The Board of Vernon College believes that it is essential that the faculty have freedom in teaching, research, and publication. Faculty members are free from the fear that others might threaten their professional careers due to differences of opinion regarding such scholarly matters. To this end, the college has adopted the following mission statement on academic freedom and responsibility.

Vernon College, like all other institutions of higher education, serves the common good, which depends upon an uninhibited search for truth and its open expression. The points enumerated below constitute its position on academic freedom:

  1. Faculty members at Vernon College are appointed to impart to their students and to their communities the truth as they see it in their respective disciplines. The teacher’s right to teach preserves the student’s right to learn. 

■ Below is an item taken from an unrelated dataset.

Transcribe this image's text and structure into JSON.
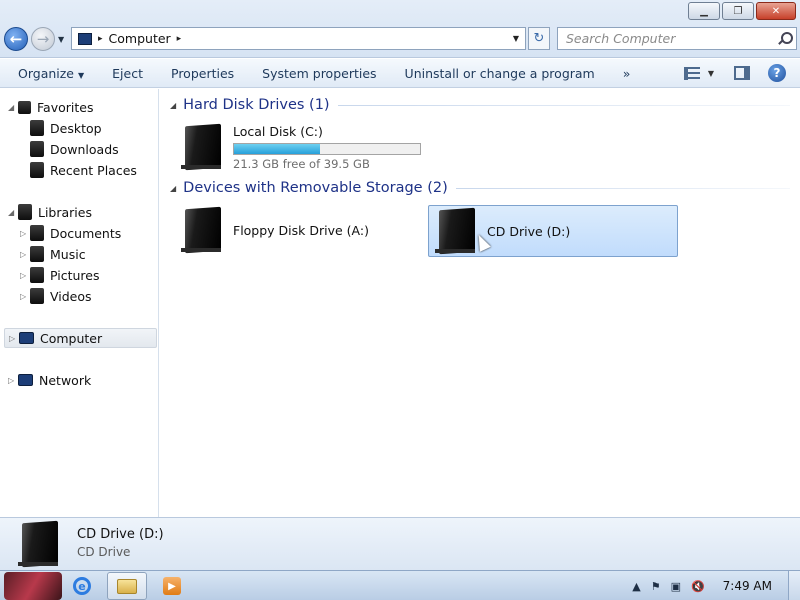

  2. The mastery of a subject makes a faculty member a qualified authority in that discipline and competent to choose how to present its information and conclusions to students. The following are among the freedoms and responsibilities which should reside primarily with the faculty, with the advice and consent of the Vice President of Instructional Services: Planning and revising curricula, selection textbooks and readings, selecting classroom films and other teaching materials, choosing instructional methodologies, assigning grades, and maintaining classroom discipline. 
  3. Faculty members of Vernon College are citizens, and, therefore, possess the rights of citizens to speak freely outside the classroom on matters of public concern and to participate in lawful political activities. 
  4. Prior restraint of sanctions should not be imposed upon faculty members of Vernon College in the exercise of their rights as citizens or duties as teachers. Nor should faculty members fear reprisals for exercising their civic rights and academic freedom. 
  5. Faculty members of Vernon College have a right to expect the Board and the college’s administrators to uphold vigorously the principles of academic freedom and to protect the faculty from harassment, censorship, or interference from outside groups and individuals.